You don’t need to answer all of them. Read through slowly and notice which ones land. Sometimes a single question that stops you is more useful than working through the whole list. You might journal your answers, sit quietly with them, or talk them through with someone you trust.
Looking back
- What is the most important lesson you learned this year?
- What is the best thing that happened?
- What challenges did you overcome?
- What new skills or capacities did you develop?
- What did you enjoy the most?
- What was your favourite moment?
- How did you have fun?
- What new habits or practices took root?
- What are you most proud of?
- What did you learn about yourself?
- How did you live by your values — and where did you fall short of them?
- How did your relationships evolve — with family, friends, colleagues?
- What was the best decision you made?
- How did you fail — and what did that teach you?
- What got in the way?
- What would you do differently?
- How are you different than you were a year ago?
- What did you do for your physical and mental health?
- Who or what had the biggest impact on your life?
- What did you let go of?
- What did you leave unfinished — and was that okay?
- What are you grateful for?
- What was the best compliment you received?
- What energised you?

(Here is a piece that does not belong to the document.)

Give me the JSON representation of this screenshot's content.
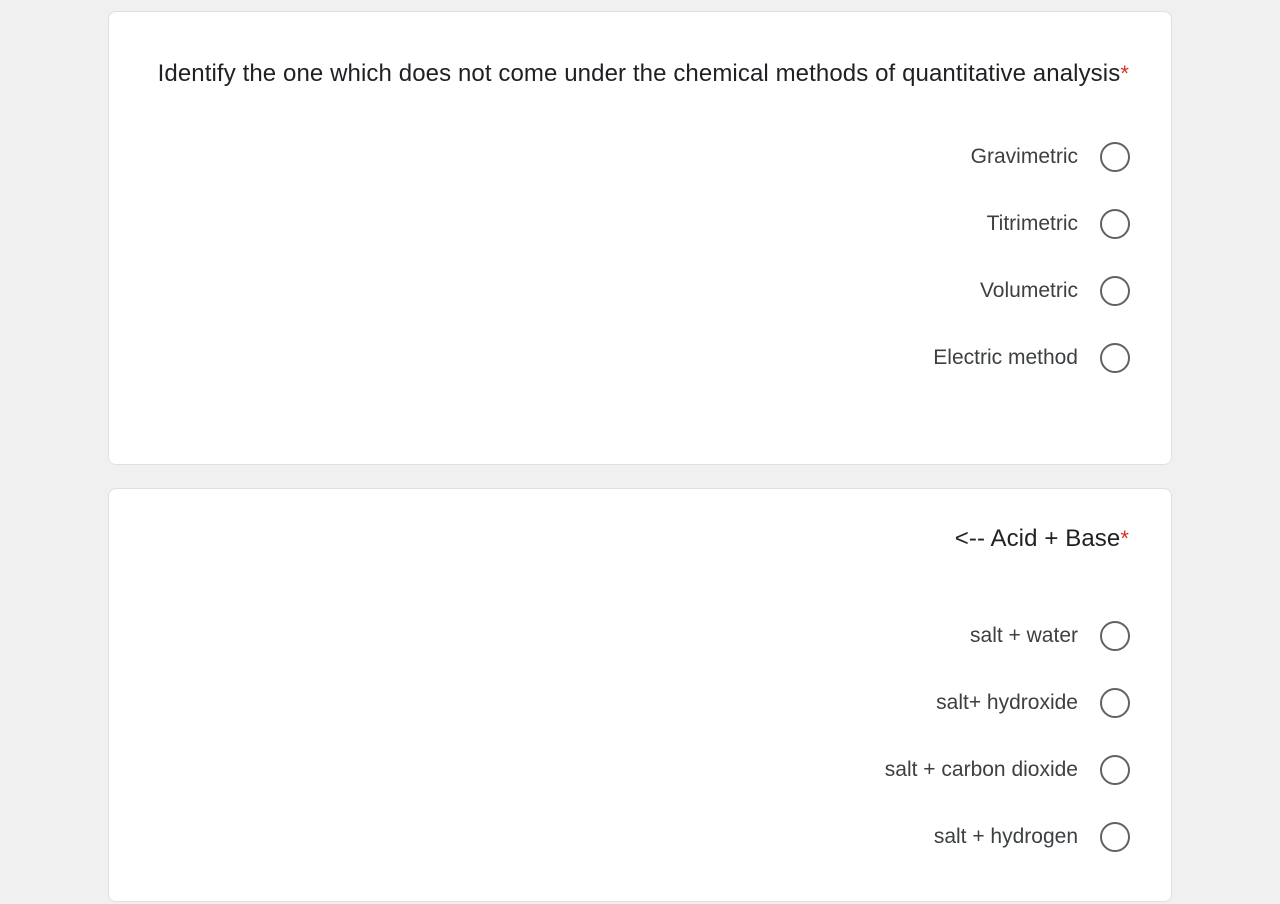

What drained you?
- How did you practice self-compassion?
Looking forward
- What is your intention for the year ahead?
- What do you want to continue?
- What do you want to change?
- How do you hope to be different by this time next year?
- What would it mean to step outside your comfort zone?

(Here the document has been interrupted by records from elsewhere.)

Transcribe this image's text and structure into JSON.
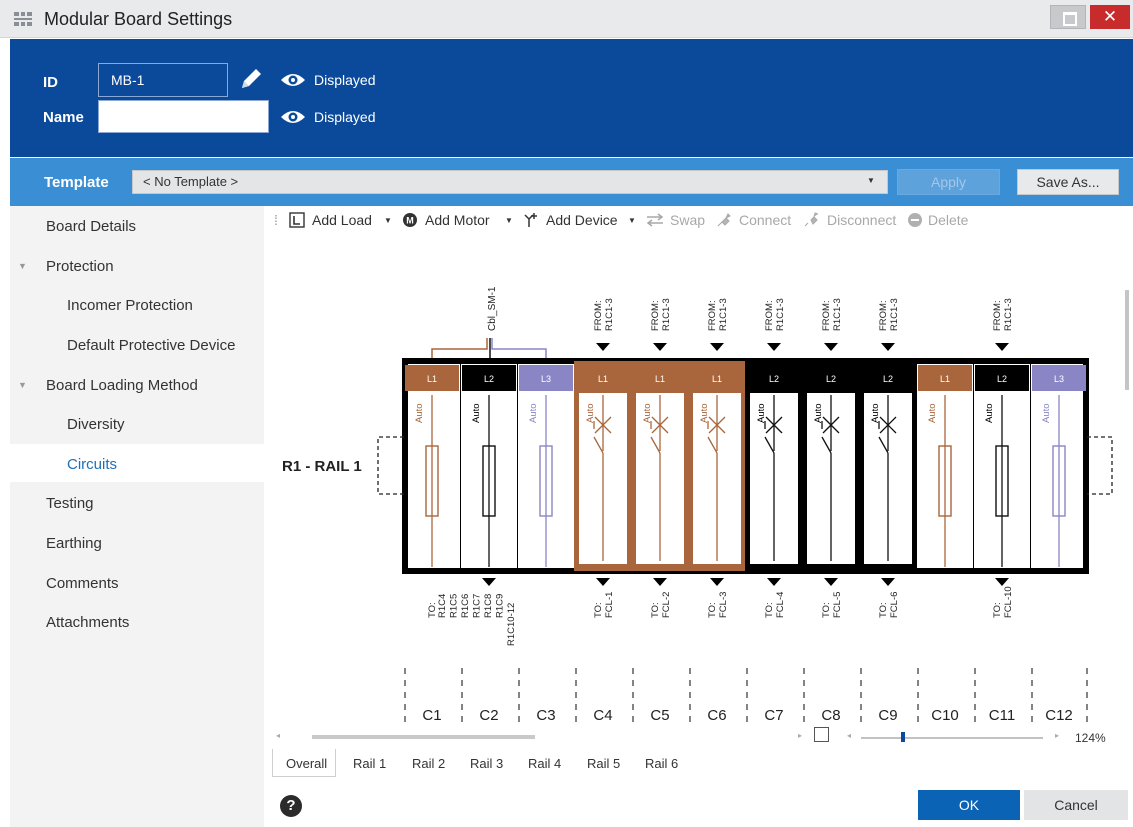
{
  "window": {
    "title": "Modular Board Settings",
    "close_glyph": "✕"
  },
  "header": {
    "id_label": "ID",
    "id_value": "MB-1",
    "name_label": "Name",
    "name_value": "",
    "id_display": "Displayed",
    "name_display": "Displayed"
  },
  "template": {
    "label": "Template",
    "selected": "< No Template >",
    "apply_label": "Apply",
    "saveas_label": "Save As..."
  },
  "sidebar": {
    "items": [
      {
        "label": "Board Details"
      },
      {
        "label": "Protection"
      },
      {
        "label": "Incomer Protection"
      },
      {
        "label": "Default Protective Device"
      },
      {
        "label": "Board Loading Method"
      },
      {
        "label": "Diversity"
      },
      {
        "label": "Circuits"
      },
      {
        "label": "Testing"
      },
      {
        "label": "Earthing"
      },
      {
        "label": "Comments"
      },
      {
        "label": "Attachments"
      }
    ],
    "selected": "Circuits"
  },
  "toolbar": {
    "add_load": "Add Load",
    "add_motor": "Add Motor",
    "add_device": "Add Device",
    "swap": "Swap",
    "connect": "Connect",
    "disconnect": "Disconnect",
    "delete": "Delete"
  },
  "colors": {
    "L1": "#a9663c",
    "L2": "#111111",
    "L3": "#8a86c6",
    "header_blue": "#0b4a9a",
    "template_blue": "#3a8fd4"
  },
  "board": {
    "rail_label": "R1 - RAIL 1",
    "incoming_cable": "Cbl_SM-1",
    "from_label": "FROM:",
    "from_ref": "R1C1-3",
    "to_label": "TO:",
    "mode_label": "Auto",
    "circuits": [
      {
        "name": "C1",
        "phase": "L1",
        "device": "fuse"
      },
      {
        "name": "C2",
        "phase": "L2",
        "device": "fuse"
      },
      {
        "name": "C3",
        "phase": "L3",
        "device": "fuse"
      },
      {
        "name": "C4",
        "phase": "L1",
        "device": "breaker",
        "from": true,
        "to": "FCL-1"
      },
      {
        "name": "C5",
        "phase": "L1",
        "device": "breaker",
        "from": true,
        "to": "FCL-2"
      },
      {
        "name": "C6",
        "phase": "L1",
        "device": "breaker",
        "from": true,
        "to": "FCL-3"
      },
      {
        "name": "C7",
        "phase": "L2",
        "device": "breaker",
        "from": true,
        "to": "FCL-4"
      },
      {
        "name": "C8",
        "phase": "L2",
        "device": "breaker",
        "from": true,
        "to": "FCL-5"
      },
      {
        "name": "C9",
        "phase": "L2",
        "device": "breaker",
        "from": true,
        "to": "FCL-6"
      },
      {
        "name": "C10",
        "phase": "L1",
        "device": "fuse"
      },
      {
        "name": "C11",
        "phase": "L2",
        "device": "fuse",
        "from": true,
        "to": "FCL-10"
      },
      {
        "name": "C12",
        "phase": "L3",
        "device": "fuse"
      }
    ],
    "group_to_refs": [
      "R1C4",
      "R1C5",
      "R1C6",
      "R1C7",
      "R1C8",
      "R1C9",
      "R1C10-12"
    ]
  },
  "zoom": {
    "level": "124%",
    "slider_fraction": 0.23
  },
  "tabs": [
    "Overall",
    "Rail 1",
    "Rail 2",
    "Rail 3",
    "Rail 4",
    "Rail 5",
    "Rail 6"
  ],
  "footer": {
    "help_glyph": "?",
    "ok_label": "OK",
    "cancel_label": "Cancel"
  }
}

- What do you want to experience?
- What do you want to accomplish?
- What will your focus be?
- Which relationships do you want to invest in?
- What opportunities do you want to create?
- How will you contribute to or support others?
- What qualities in yourself do you want to strengthen?
- What do you want to learn?
- How will you take care of yourself?
- What will you say no to?
- Who will you ask for help and support?
A note on how to use these
Reflection works best when it’s unhurried. If you can, set aside an hour — somewhere quiet, with something to write in. You don’t need to be systematic about it. Start with whatever pulls at you and see where it leads.
And if you notice a question that you’d rather skip — that’s often the one worth staying with a little longer.